第216章 片生
「……?!アイビー、なぜお前がここにいる?」
「――――ッナナさんが、逃げました!!!今イエルクさんとカールさんは捜索中、私は急ぎ伝令に来ました……!」
「なに?」
「ナナさんが駆けつけるとしたらハンジ団長の元かと思い、追って来たのですが……、ここには現れていませんか?」
きょろきょろとしながら話すアイビーの挙動を、フロックはじっと見ていた。
――――何かを、疑っている目だ。
元々アイビーはナナを慕っていたし……レストランでのワインにジークの脊髄液が入っていた時の反応からも、イェーガー派のやり方に疑問を持っているに違いないということは誰が見ても分かる。

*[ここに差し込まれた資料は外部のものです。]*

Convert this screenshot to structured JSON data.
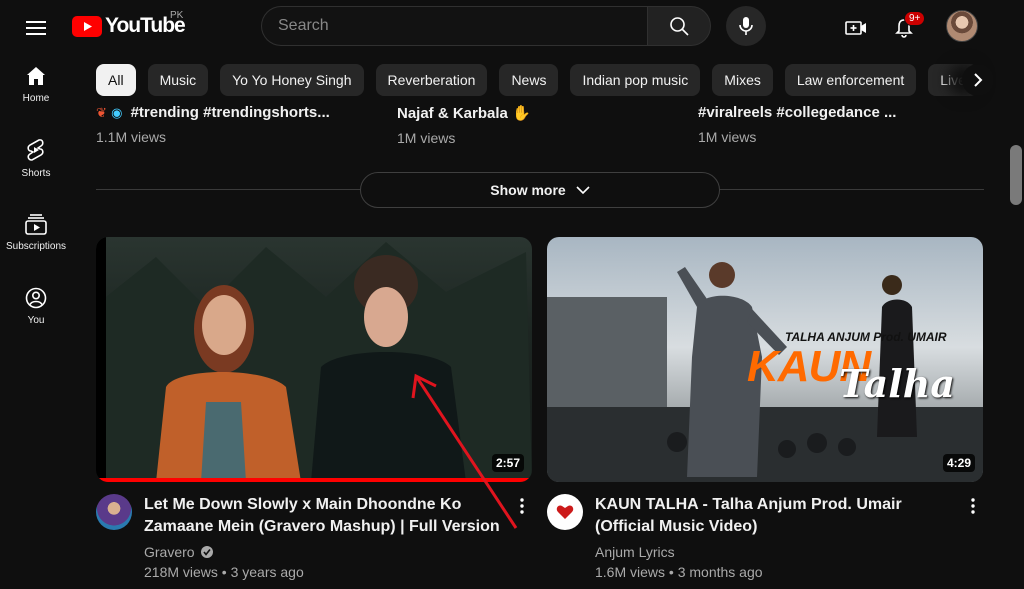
{
  "header": {
    "logo_text": "YouTube",
    "region": "PK",
    "search_placeholder": "Search",
    "notifications_badge": "9+"
  },
  "sidebar": {
    "items": [
      {
        "label": "Home",
        "icon": "home-icon"
      },
      {
        "label": "Shorts",
        "icon": "shorts-icon"
      },
      {
        "label": "Subscriptions",
        "icon": "subscriptions-icon"
      },
      {
        "label": "You",
        "icon": "you-icon"
      }
    ]
  },
  "chips": [
    "All",
    "Music",
    "Yo Yo Honey Singh",
    "Reverberation",
    "News",
    "Indian pop music",
    "Mixes",
    "Law enforcement",
    "Live"
  ],
  "shorts": [
    {
      "title": "#trending #trendingshorts...",
      "views": "1.1M views"
    },
    {
      "title": "Najaf & Karbala",
      "views": "1M views"
    },
    {
      "title": "#viralreels #collegedance ...",
      "views": "1M views"
    }
  ],
  "show_more": "Show more",
  "videos": [
    {
      "title": "Let Me Down Slowly x Main Dhoondne Ko Zamaane Mein (Gravero Mashup) | Full Version",
      "channel": "Gravero",
      "stats": "218M views • 3 years ago",
      "duration": "2:57",
      "progress": 1.0,
      "verified": true
    },
    {
      "title": "KAUN TALHA - Talha Anjum Prod. Umair (Official Music Video)",
      "channel": "Anjum Lyrics",
      "stats": "1.6M views • 3 months ago",
      "duration": "4:29",
      "thumb_text_top": "TALHA ANJUM Prod. UMAIR",
      "thumb_text_big": "KAUN",
      "thumb_text_script": "Talha"
    }
  ],
  "colors": {
    "accent": "#ff0000",
    "background": "#0f0f0f",
    "chip": "#272727"
  }
}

おそらくフロックも……アイビーがナナの味方に寝返って、今何か企んでいるのではないかと疑心の目を向けている。
と、その時だった。
私たちがいる川沿いの更に下流の方から、ドォン!!と大きな爆発音がした。
「……?!なんだ……?!」
アイビーへ向けられたフロックの疑惑の目が一転して、下流の――――……爆音がした方へ向かう。
「落雷では?」
見慣れないイェーガー派を名乗る兵士が落雷かと言うが、私はこの音を聞き間違えない。何度も何度も、試作段階から訓練、実践まで何度も聞いて来た。
――――今の音は、雷槍だ。
ジークの拘留地はまだ下流で、いくら雷槍の爆発音でもさすがに聞こえるはずがない。
――――何が、起こっている……?
「……音の方向に何かあるはずだ。行くぞ。」
しばらく川沿いに下流の方へと進むと、巨人特有の蒸気が見えた。更に近付くとそこには……蹲る巨人と、明らかに至近距離で爆発を受けたのであろう、息も絶え絶えにもがき苦しむ馬が2頭。その後ろに繋がれていたのであろう荷台は、見る影もなく木っ端微塵だ。